“Protein is the key ingredient for muscle building, and while the idea of eating animal protein may be the first thing on our minds, it is also important to seek out meat-free sources of protein,” says Rania Batayneh, a nutritionist who holds a master’s of public health and wrote “The One One One Diet: The Simple 1:1:1 Formula for Fast and Sustained Weight Loss.”
After all, 2017 research in the American Journal of Clinical Nutrition shows that it’s the total amount of protein that you get that matters for your muscles (not source!). Meanwhile, according to previous research in JAMA Internal Medicine, getting your protein from plants is linked with lower mortality.
That’s because, non-meat protein sources contain nutrients that pork chops and chicken breasts just don’t, Batayneh says. Think: fiber, calcium, vitamin D and phytonutrients (healthful chemical compounds found in plants).
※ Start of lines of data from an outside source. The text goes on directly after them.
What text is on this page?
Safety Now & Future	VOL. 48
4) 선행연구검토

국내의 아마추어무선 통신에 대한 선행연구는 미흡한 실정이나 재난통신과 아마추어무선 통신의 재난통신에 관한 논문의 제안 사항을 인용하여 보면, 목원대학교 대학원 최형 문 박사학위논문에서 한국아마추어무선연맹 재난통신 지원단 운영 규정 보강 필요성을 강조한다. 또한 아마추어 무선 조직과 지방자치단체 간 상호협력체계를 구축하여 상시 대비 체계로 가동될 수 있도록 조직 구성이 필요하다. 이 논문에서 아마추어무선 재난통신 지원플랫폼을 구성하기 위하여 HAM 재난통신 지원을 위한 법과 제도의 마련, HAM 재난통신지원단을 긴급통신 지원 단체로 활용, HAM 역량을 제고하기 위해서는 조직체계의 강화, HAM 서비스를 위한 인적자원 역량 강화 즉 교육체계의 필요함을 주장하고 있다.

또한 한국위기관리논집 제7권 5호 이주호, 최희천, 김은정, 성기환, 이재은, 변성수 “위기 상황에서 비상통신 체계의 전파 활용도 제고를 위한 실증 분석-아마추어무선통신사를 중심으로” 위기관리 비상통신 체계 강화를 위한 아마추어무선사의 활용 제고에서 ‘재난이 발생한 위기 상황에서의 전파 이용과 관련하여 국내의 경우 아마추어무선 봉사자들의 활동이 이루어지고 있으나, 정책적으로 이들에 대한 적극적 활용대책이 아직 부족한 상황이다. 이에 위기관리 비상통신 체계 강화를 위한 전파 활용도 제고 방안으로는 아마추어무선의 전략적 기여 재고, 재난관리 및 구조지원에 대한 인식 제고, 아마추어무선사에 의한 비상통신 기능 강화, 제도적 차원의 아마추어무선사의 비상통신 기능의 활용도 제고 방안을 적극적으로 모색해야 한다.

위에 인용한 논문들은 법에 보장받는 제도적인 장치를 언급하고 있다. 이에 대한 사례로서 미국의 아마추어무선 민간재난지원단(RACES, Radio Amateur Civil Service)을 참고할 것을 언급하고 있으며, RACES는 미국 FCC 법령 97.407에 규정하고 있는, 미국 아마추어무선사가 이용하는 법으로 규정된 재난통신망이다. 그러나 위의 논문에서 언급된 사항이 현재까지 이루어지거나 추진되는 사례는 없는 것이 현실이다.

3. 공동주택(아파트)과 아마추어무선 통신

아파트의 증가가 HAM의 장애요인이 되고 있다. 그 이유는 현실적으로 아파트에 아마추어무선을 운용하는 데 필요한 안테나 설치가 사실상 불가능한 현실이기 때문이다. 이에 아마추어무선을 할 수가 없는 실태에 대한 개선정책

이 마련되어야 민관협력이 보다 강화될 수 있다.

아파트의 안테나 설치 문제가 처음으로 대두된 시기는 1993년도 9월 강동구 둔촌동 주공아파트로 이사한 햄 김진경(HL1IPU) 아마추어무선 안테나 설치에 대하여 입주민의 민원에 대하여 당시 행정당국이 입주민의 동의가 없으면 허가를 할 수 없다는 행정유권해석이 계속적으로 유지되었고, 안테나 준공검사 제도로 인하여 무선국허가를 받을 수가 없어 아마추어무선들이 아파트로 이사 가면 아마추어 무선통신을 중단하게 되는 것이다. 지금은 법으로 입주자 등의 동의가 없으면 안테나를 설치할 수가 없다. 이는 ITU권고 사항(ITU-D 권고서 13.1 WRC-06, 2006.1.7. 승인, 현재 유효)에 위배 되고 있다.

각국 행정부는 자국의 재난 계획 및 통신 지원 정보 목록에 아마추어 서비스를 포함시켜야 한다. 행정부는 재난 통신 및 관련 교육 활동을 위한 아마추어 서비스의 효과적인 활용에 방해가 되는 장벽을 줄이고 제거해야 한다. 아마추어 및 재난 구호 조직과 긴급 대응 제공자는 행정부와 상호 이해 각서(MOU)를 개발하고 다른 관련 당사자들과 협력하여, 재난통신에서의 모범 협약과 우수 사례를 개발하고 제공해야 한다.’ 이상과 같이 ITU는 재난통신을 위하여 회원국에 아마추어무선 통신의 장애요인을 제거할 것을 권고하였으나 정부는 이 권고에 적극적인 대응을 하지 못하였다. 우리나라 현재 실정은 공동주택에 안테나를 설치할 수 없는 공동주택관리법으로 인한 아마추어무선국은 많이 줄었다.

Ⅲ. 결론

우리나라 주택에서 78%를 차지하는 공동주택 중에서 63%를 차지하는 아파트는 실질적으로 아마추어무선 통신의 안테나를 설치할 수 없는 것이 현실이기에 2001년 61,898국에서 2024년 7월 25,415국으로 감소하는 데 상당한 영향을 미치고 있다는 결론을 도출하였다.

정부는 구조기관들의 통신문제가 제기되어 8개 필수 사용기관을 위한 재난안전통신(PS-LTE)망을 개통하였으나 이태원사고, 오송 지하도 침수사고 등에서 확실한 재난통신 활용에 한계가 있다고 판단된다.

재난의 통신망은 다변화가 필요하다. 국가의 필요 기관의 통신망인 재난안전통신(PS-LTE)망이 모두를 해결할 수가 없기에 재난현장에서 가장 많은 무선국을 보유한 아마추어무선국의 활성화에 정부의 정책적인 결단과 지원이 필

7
These nutrients support not only overall health, but also running performances and fitness results. For example, calcium is vital to healthy muscle cell signaling and contractions. And phytonutrients promote post-run muscle recovery, she explains. So, when choosing where you’ll get your protein, it’s important to consider a food’s entire nutrient profile and how it will help you reach your individual fitness and muscle-strengthening goals.
Here, nutritionists share seven meat-free foods that will help you build strong, vegetarian muscle and get the most out of every run:
1. Eggs
Fun fact: Eggs are the number-one bioavailable source of protein. That means that your body can absorb and use protein from eggs better than it can protein from any other source, explains Chicago-based registered dietitian nutritionist Vicki Shanta Retelny, author of “Total Body Diet For Dummies.” She explains that the exact blend of amino acids (the building blocks of protein) contained in a food significantly impacts how much of its protein your body is able to absorb and turn into muscle. High vitamin and mineral levels also help the body more efficiently take in and use protein, she says. Eggs have both.